You can do both of these with one function:
library(tidyverse)
t.test.by.group.combos <- function(.data, groups){
by <- gsub(x = rlang::quo_get_expr(enquo(groups)), pattern = "\\((.*)?\\)", replacement = "\\1")[-1]
.data %>%
group_by(!!!groups) %>%
select_if(is.integer) %>%
group_split() %>%
map(.,
~pivot_longer(., cols = (FirstPt:Last10), names_to = "name", values_to = "val") %>%
nest(data = val) %>%
full_join(.,.,by = by) %>%
filter(name.x != name.y) %>%
mutate(test = paste(name.x, "vs",name.y, !!!groups, sep = "."),
p.value = map2_dbl(data.x,data.y, ~t.test(unlist(.x), unlist(.y))$p.value)) %>%
select(test,p.value)%>%
filter(!duplicated(p.value))
) %>%
bind_rows()
}
t.test.by.group.combos(data, vars(Variable))
#> # A tibble: 225 x 2
#> test p.value
#> <chr> <dbl>
#> 1 FirstPt.vs.LastPt.CaCO 0.511
#> 2 FirstPt.vs.First3.CaCO 0.184
#> 3 FirstPt.vs.First5.CaCO 0.494
#> 4 FirstPt.vs.First7.CaCO 0.354
#> 5 FirstPt.vs.First10.CaCO 0.893
#> 6 FirstPt.vs.Last3.CaCO 0.496
#> 7 FirstPt.vs.Last5.CaCO 0.909
#> 8 FirstPt.vs.Last7.CaCO 0.439
#> 9 FirstPt.vs.Last10.CaCO 0.146
#> 10 LastPt.vs.First3.CaCO 0.578
#> # … with 215 more rows
t.test.by.group.combos(data, vars(Variable, Location))
#> # A tibble: 674 x 2
#> test p.value
#> <chr> <dbl>
#> 1 FirstPt.vs.LastPt.CaCO.Alpha 0.850
#> 2 FirstPt.vs.First3.CaCO.Alpha 0.822
#> 3 FirstPt.vs.First5.CaCO.Alpha 0.895
#> 4 FirstPt.vs.First7.CaCO.Alpha 0.810
#> 5 FirstPt.vs.First10.CaCO.Alpha 0.645
#> 6 FirstPt.vs.Last3.CaCO.Alpha 0.870
#> 7 FirstPt.vs.Last5.CaCO.Alpha 0.465
#> 8 FirstPt.vs.Last7.CaCO.Alpha 0.115
#> 9 FirstPt.vs.Last10.CaCO.Alpha 0.474
#> 10 LastPt.vs.First3.CaCO.Alpha 0.991
#> # … with 664 more rows
This is kind of a lengthy function, but in general we group by the groups argument, then we select the groups and any integer columns, then we split the dataframe by the groups. After, we map all the combinations of variables and perform t.tests for each combo. Lastly, we rejoin all the groups into one dataframe.
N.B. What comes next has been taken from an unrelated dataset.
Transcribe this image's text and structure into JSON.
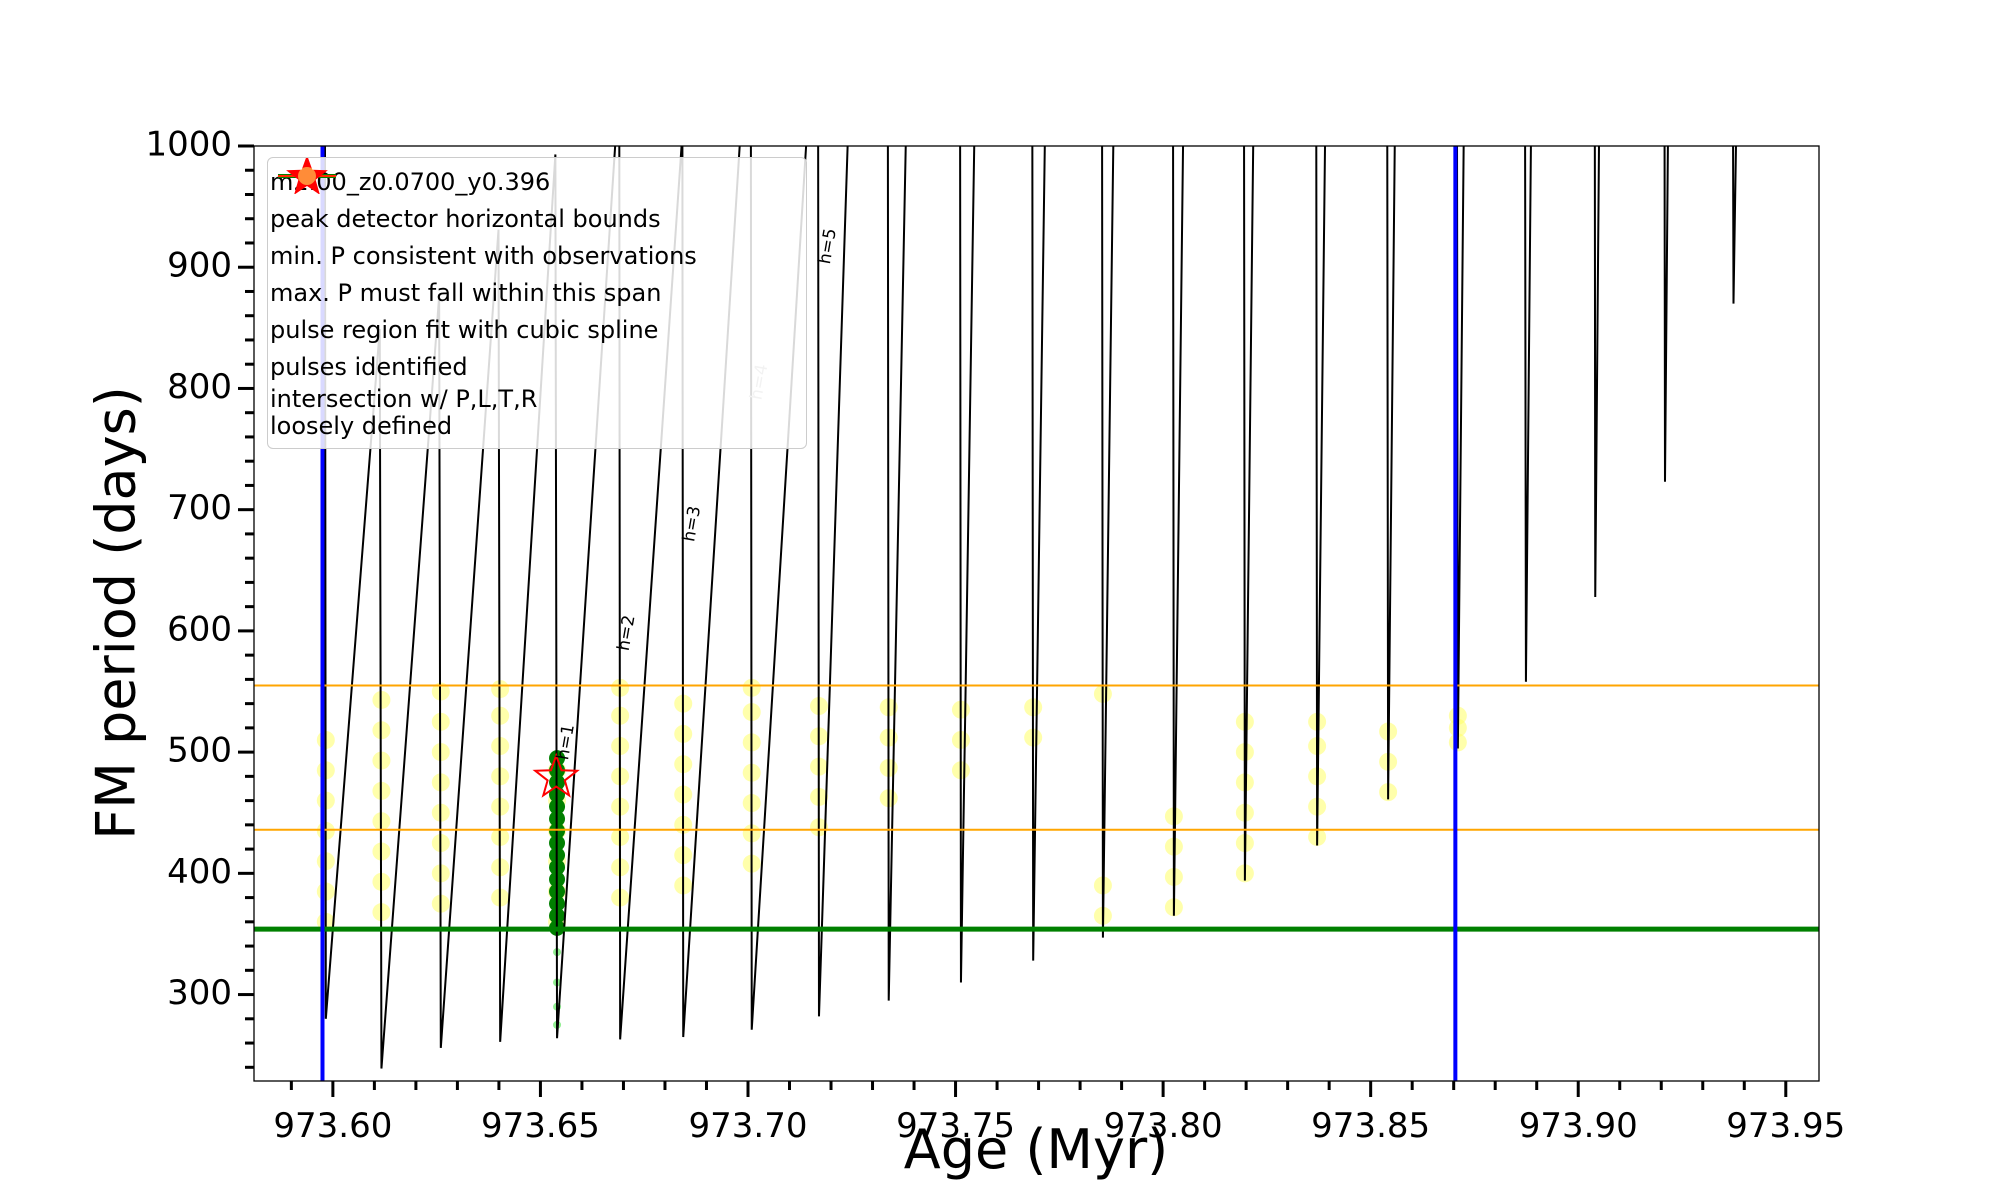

I think this is what you want. The key was to use group_by and do from tidyverse.
df <- NULL
for(i in (4:(ncol(data)-1))){
for(j in ((i+1):ncol(data))){
df <- rbind(df,data %>%
group_by(Location) %>%
do(data.frame(pval = t.test(.[[i]],.[[j]], data = .)$p.value)) %>%
ungroup() %>%
mutate(Test = paste0(colnames(data)[i],'.vs.',colnames(data)[j]))
)
}
}
df$Test <- paste0(df$Test,'.In',df$Location)
Probably, you can acheive what you want using the below code :
library(dplyr)
library(tidyr)
data %>%
pivot_longer(cols = FirstPt:Last10) %>%
group_by(Variable) %>%
summarise(p_value = list(combn(name, 2, function(x)
t.test(value[name == x[1]], value[name == x[2]])$p.value)),
test = list(combn(name, 2, paste, collapse = "_"))) %>%
unnest(cols = c(test, p_value))
# Variable p_value test
# <fct> <dbl> <chr>
# 1 CaCO 0.915 FirstPt_LastPt
# 2 CaCO 0.529 FirstPt_First3
# 3 CaCO 0.337 FirstPt_First5
# 4 CaCO 0.350 FirstPt_First7
# 5 CaCO 0.395 FirstPt_First10
# 6 CaCO 0.765 FirstPt_Last3
# 7 CaCO 0.204 FirstPt_Last5
# 8 CaCO 0.873 FirstPt_Last7
# 9 CaCO 0.479 FirstPt_Last10
#10 CaCO 1 FirstPt_FirstPt
# … with 24,740 more rows
To do it grouped by Location you can add that into group_by command and keep rest of the code as it is.